Open mvdbeek opened 3 years ago
Ping @HadleyKing
@mvdbeek Can we also maybe address this issue? https://github.com/biocompute-objects/galaxy/issues/21 I feel like it should be possible but have no idea where to start...
I don't know what would go into this field. https://github.com/biocompute-objects/galaxy/issues/21#issuecomment-618894337 is not something we track in our tool model (though I think documenting accessed external resources in tools would be a good idea). I think for upload jobs we might be able to provide urls if the upload happened by pasting a URL, but uploads are generally not part of workflow invocations
So if I pull in data based on an accession from NCBI or query from UCSC it is not tracked?

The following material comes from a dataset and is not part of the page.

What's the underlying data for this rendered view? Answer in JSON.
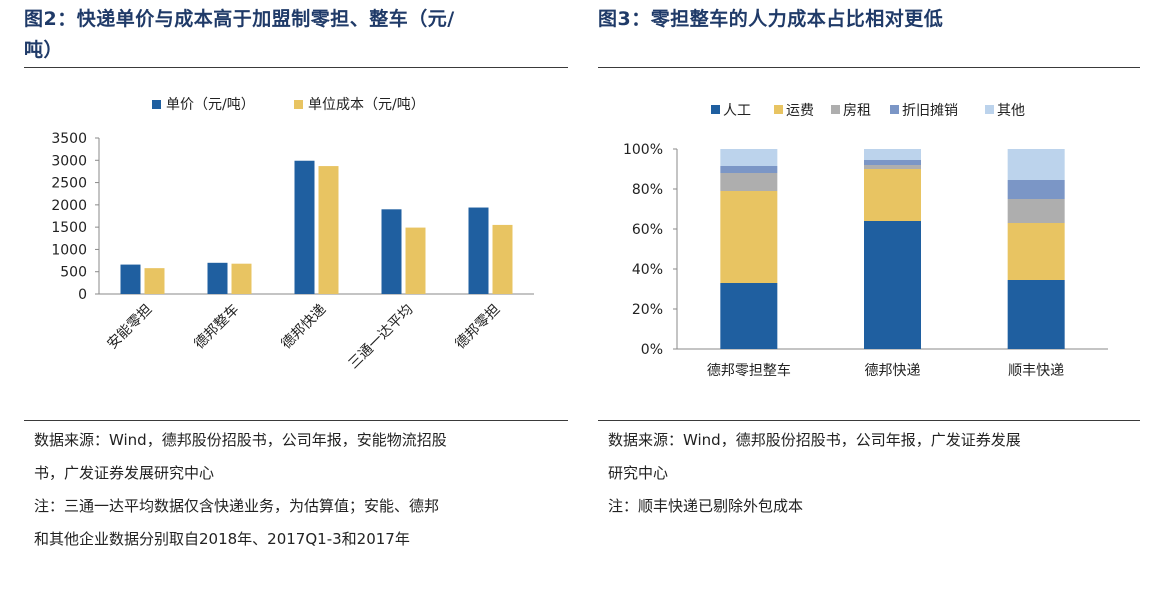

It is, but not in a structured way that would tell you "hey, this is an external resource". So you'd have to inspect every parameter and guess whether it refers to an external URL / entity.
Hmm... https://galaxy.aws.biochemistry.gwu.edu/u/hadley/w/galaxy-biocomput-object-development-test In this workflow (my testing example) one of the tools is an external downloader... Would that be a place to start?
Also I was going to break out each of the bullets from above into a single issue in the BCO galaxy git. Does that make sense or do you think it is overkill? Because I see each of these as items that could spawn a discussion...
I would suggest adding something like external_service="<service_url>"
to tool xml language and then annotate tool parameters that reference an external entity with this.
So for a tool that downloads accessions this could be something like
<param name="accession" value="SRR12345678" external_service_url="https://trace.ncbi.nlm.nih.gov/Traces/sra/?run=">
Sure, feel free to open as many issues as make sense. The things I listed here are things that can be addressed in a single PR, that's why there's just one issue.